Com’è difficile quella lezione, di Ingrid Beatrice Coman
“Avete capito allora che cos’è il comunismo?” disse la maestra, richiudendo il libretto rosso da qui aveva letto per quasi un’ora.
Ad Angelica veniva da sbadigliare e la gamba sinistra le si era indolenzita. Se almeno avesse potuto stirarsi un po’, sgranchirsi o fare qualche passo. E invece doveva restare lì, immobile, le mani dietro la schiena e la testa diritta, come fosse una bambola incastrata tra i banchi.
Ogni volta che la maestra si fermava e chiedeva “avete capito, vero?” loro dicevano in coro “sì, compagna maestra” e lei faceva anche di sì con la testa, per paura che non le credessero.
A dire il vero lei non ci capiva niente di tutti quei paroloni complicati, così ben allineati sui fogli della compagna maestra che le suonavano come una lingua straniera. Erano cose da grandi come partito, patria, comunismo, uguaglianza, e le si ingarbugliava la lingua solo a pronunciarle. E quando la maestra, forse per via delle loro facce un po’ stupite, cercava di spiegarlo con parole per bambini, come diceva lei, le cose si mettevano anche peggio.
Già, perché lei proprio non capiva cosa volesse dire con “tutti uguali”, “ le cose sono di tutti”, “ a tutti secondo le proprie necessità” o “la proprietà non esiste”, per quanto la maestra si sforzasse di spiegare persino disegnando con il gesso sulla lavagna.
Se erano uguali, come diceva lei, allora come mai Alina, la figlia di quel signore vestito di blu che veniva dal partito stava sempre seduta al primo banco, riceveva i giochi migliori e mangiava tutte quelle misteriose merendine colorate che non divideva mai con nessuno? I suoi panini al prosciutto e formaggio non erano uguali alla sua fetta di pane appena sfiorata dalla margarina.
E se tutti dovevano avere le stesse cose, perché il suo cappotino ruvido e con le pezze sui gomiti non somigliava neanche un po’ al giaccone di pelo morbido di Alina, così carino e prezioso che la maestra lo appendeva nel suo ufficio per non farlo sciupare?
Certo che erano proprio belle le bottine di vernice rossa, come quelli di Gatto con gli stivali, mentre lei doveva portare gli scarponi di Magda, scrostati e un po’ slabbrati sulle punte, come due topi imbronciati.

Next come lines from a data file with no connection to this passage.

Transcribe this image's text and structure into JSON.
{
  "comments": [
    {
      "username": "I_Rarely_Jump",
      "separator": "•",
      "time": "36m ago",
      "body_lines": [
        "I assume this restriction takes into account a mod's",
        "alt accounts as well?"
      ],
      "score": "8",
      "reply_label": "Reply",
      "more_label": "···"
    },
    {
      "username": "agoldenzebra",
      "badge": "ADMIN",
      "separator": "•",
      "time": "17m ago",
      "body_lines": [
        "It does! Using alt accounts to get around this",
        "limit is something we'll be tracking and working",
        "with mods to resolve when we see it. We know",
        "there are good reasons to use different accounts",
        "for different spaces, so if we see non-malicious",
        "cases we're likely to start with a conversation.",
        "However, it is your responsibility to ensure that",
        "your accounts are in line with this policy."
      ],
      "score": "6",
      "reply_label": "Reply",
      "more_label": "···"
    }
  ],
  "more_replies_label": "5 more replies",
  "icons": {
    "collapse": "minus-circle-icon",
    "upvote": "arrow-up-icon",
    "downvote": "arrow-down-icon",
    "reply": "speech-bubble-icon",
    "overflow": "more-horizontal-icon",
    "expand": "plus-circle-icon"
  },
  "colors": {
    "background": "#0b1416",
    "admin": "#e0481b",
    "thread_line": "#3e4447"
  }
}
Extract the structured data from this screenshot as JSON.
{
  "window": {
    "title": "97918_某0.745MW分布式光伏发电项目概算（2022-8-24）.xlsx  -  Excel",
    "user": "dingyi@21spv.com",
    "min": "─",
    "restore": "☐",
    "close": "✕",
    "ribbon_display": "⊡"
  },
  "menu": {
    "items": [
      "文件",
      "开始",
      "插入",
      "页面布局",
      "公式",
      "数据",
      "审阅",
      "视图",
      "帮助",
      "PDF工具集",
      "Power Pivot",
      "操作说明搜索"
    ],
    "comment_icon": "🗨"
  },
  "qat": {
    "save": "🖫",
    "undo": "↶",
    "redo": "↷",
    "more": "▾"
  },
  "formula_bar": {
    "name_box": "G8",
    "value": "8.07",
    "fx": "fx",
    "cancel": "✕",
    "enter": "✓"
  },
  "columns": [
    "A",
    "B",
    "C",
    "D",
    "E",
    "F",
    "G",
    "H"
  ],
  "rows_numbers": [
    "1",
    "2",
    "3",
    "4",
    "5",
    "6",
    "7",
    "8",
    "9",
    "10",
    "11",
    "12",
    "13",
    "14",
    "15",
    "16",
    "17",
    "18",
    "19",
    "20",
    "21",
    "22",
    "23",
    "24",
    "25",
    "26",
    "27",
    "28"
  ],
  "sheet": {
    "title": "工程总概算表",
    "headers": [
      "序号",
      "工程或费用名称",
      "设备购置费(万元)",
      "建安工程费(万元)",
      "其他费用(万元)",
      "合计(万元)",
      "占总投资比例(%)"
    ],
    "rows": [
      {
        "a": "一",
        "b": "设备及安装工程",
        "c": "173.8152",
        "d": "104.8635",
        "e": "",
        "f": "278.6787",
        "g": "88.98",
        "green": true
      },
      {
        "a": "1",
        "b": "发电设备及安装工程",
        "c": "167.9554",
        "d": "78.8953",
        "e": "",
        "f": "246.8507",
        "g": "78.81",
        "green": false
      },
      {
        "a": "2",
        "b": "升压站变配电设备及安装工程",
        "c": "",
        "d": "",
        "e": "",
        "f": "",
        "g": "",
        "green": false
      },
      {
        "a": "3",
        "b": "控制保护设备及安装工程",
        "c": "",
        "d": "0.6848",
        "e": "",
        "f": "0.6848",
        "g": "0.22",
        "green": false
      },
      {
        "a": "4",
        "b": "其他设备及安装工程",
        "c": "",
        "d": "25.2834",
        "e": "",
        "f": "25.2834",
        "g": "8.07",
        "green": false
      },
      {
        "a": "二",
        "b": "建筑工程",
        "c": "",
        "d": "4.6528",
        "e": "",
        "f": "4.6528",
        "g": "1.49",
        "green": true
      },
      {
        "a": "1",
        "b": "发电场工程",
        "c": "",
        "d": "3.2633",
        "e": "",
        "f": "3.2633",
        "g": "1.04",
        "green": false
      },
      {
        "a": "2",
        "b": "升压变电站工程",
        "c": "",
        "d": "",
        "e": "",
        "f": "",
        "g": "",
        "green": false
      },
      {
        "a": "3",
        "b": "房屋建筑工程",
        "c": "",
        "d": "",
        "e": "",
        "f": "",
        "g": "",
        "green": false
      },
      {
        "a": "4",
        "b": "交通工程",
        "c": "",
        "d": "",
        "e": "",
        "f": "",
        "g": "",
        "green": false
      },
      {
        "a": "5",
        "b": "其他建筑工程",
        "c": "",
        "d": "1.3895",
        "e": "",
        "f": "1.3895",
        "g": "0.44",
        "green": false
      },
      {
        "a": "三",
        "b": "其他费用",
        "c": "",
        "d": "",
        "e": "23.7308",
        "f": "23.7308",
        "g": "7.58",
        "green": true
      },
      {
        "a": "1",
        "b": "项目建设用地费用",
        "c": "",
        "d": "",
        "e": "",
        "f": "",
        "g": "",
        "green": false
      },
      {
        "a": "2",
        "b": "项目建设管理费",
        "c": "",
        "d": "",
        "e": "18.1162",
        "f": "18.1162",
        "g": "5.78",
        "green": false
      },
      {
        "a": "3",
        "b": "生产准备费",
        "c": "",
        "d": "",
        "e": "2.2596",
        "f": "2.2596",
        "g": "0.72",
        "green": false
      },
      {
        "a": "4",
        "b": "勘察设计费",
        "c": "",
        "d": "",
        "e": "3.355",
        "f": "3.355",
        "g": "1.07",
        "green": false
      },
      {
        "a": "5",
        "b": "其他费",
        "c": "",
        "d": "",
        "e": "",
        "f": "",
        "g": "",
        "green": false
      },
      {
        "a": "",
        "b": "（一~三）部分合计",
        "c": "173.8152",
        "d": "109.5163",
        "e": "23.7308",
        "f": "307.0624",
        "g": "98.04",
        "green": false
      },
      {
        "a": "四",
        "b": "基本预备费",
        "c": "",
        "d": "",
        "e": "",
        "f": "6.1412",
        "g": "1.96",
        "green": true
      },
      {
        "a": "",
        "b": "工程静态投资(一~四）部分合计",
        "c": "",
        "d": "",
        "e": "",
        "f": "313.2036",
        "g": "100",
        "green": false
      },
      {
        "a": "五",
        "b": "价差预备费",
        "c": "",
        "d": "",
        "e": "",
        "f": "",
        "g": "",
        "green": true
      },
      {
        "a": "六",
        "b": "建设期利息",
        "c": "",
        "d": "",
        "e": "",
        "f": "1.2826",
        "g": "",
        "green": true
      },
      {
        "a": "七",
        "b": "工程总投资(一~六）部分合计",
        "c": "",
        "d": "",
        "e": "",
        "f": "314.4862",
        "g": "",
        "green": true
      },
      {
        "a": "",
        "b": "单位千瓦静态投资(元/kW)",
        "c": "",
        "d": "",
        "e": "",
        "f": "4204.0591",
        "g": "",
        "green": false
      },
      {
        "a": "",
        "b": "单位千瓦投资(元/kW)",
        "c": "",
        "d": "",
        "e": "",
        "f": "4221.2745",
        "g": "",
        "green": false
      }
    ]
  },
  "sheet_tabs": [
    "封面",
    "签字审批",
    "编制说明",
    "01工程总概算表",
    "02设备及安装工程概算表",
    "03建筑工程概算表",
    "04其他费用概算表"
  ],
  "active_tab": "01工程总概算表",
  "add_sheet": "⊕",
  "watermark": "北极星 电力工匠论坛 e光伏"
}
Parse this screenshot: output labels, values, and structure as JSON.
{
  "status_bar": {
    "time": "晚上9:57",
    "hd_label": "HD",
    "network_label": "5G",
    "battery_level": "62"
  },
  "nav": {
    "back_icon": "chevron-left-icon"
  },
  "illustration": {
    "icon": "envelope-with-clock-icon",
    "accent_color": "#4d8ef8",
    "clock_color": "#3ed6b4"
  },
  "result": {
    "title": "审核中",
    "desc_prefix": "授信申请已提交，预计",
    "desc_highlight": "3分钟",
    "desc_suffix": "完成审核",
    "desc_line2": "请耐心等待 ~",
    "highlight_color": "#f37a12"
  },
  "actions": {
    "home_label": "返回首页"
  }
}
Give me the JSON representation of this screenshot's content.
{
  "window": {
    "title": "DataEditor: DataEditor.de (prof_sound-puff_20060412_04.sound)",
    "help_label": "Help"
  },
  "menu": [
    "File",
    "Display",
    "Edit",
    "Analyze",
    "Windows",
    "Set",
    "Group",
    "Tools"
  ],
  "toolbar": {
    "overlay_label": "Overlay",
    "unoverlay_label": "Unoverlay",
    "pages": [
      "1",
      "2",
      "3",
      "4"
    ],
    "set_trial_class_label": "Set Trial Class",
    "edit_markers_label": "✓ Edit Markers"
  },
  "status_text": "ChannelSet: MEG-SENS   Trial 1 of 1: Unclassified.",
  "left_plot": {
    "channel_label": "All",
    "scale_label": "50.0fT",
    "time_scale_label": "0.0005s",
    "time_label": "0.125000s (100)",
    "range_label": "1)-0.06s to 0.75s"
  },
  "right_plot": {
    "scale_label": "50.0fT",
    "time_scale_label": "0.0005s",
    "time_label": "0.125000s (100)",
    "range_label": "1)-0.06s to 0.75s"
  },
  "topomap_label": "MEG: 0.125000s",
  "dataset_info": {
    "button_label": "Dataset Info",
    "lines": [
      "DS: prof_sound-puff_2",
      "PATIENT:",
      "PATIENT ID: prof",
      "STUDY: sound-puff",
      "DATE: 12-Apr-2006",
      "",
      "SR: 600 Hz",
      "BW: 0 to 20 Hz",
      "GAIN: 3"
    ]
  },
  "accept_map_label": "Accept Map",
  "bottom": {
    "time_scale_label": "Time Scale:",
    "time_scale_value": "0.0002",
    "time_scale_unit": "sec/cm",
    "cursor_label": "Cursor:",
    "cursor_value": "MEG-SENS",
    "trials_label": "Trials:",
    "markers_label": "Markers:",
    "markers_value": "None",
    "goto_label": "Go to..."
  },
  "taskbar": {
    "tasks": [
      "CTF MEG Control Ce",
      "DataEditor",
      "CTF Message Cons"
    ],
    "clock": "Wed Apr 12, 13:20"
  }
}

Anche la mamma le raccontava sempre che Dio si prende cura di tutti noi, e lei ci voleva credere; è solo che doveva esserci un malinteso da qualche parte, perché la maestra dice sempre che Dio nemmeno esiste, è una buffonata come Babbo Natale, eppure lei viaggia su quella bella macchina ed è sempre vestita come una grossa bambola in vetrina. Di certo Dio si prende buona cura di lei. Se solo potesse ricordarsi di portare un mantellino di lana anche alla mamma, o anche solo una sciarpa, al posto di quella vecchia pellerina sottile che non riesce mai a scaldarla.
Del resto nemmeno Babbo Natale si ricorda più di passare da loro, visto che l’ultima volta ha avuto in dono solo i guanti rosa con i cuoricini che erano stati di sua sorella.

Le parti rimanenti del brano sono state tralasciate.